Irma Chaves é psicanalista e professora potiguar há muito radicada em Pernambuco, onde lecionou durante décadas no curso de Letras da UFPE. Já havia estudado Teoria da Literatura em Madri e Lisboa e dissecado a obra do poeta pernambucano Carlos Pena Filho (1929-1960), no mestrado na PUC/RJ, quando se deparou com Um copo de cólera. “A primeira vez que li, no final da década de 1970, foi a partir de um comentário em um jornal no Rio de Janeiro. Foi um impacto. Fiquei meio perdida, pois era uma coisa inteiramente nova. Na ocasião, era uma forma diferente de narrativa, que perdia às vezes quanto aos protagonistas, que por sua vez não tinham perfil definido. Essa linguagem nova me atraiu de imediato. Continuo gostando muito”, comenta à Continente. Anos depois, já tendo lido Lavoura arcaica, ela se confrontou com críticas que reclamavam da falta de estruturação dos personagens na obra do escritor. “Mas é do estilo dele buscar um outro tipo de aproximação com os personagens a partir da linguagem. É a palavra, a linguagem e a força da literatura que nos possibilitam, nesses livros, escutar e ler coisas diferentes, que de uma certa forma nos desafiam”, pondera Irma.
Em fevereiro deste ano, A cup of rage, primeira tradução inglesa para Um copo de cólera, foi publicada na Inglaterra e nos Estados Unidos (em janeiro de 2017, chegará às livrarias Ancient tillage, versão de Lavoura arcaica que a tradutora Karen Sherwood Sotelino esperou anos para ver nas prateleiras).
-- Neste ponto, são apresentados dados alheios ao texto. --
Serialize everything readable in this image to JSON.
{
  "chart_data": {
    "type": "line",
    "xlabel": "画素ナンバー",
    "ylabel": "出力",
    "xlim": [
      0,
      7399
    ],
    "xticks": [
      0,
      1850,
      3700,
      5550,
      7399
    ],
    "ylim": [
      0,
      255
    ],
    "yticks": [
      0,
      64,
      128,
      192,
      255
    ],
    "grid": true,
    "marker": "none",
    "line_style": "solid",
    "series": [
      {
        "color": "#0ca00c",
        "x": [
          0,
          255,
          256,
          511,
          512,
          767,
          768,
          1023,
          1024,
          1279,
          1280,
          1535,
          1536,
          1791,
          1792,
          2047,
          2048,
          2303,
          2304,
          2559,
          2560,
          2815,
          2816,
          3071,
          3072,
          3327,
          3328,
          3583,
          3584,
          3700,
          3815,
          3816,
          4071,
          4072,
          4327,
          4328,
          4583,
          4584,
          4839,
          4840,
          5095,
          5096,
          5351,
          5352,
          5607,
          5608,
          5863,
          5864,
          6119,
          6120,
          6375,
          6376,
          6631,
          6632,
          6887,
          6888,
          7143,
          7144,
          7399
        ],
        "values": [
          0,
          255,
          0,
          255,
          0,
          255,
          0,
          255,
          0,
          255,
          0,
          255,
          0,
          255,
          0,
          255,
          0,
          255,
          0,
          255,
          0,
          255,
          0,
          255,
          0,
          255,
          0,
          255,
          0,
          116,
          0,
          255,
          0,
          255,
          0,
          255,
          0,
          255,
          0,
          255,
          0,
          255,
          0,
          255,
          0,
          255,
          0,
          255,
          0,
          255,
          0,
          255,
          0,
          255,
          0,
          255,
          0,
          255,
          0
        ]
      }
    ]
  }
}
Em maio, Raduan Nassar foi anunciado como vencedor do Prêmio Camões, que desde 1989 reconhece a literatura em língua portuguesa. Talvez essa láurea tenha impulsionado a Companhia das Letras a promover a reedição, pois o júri da premiação, concedida em conjunto pelos governos do Brasil e de Portugal, ressaltou a “a extraordinária qualidade da sua linguagem e da força poética da sua prosa”. Aos 81 anos, recluso e avesso a quaisquer rituais de fama, o escritor teria exclamado, ao saber do Camões e dos 100 mil euros acoplados ao prêmio: “Mas minha obra é um livro e meio!”.
Lavoura arcaica (decerto o livro desse “livro e meio”) é uma ode ao tempo: “o tempo e suas águas inflamáveis, esse rio largo que não cansa de correr, lento e sinuoso, ele próprio conhecendo seus caminhos, recolhendo e filtrando de vária direção o caldo turvo dos afluentes e o sangue ruivo de outros canais para com eles construir a razão mística da história”. É, também, uma reflexão profunda sobre a mítica impossibilidade de se contestá-lo. Nas últimas quatro décadas, nem o próprio Raduan conseguiu conter o fluxo expansivo e a contínua celebração da sua obra literária, que segue fecunda e gigante. Em 2016, não cabe, como ele mesmo fraseou, “menos ainda a cada um correr contra a corrente, ai daquele, dizia o pai, que tenta deter com as mãos seu movimento”.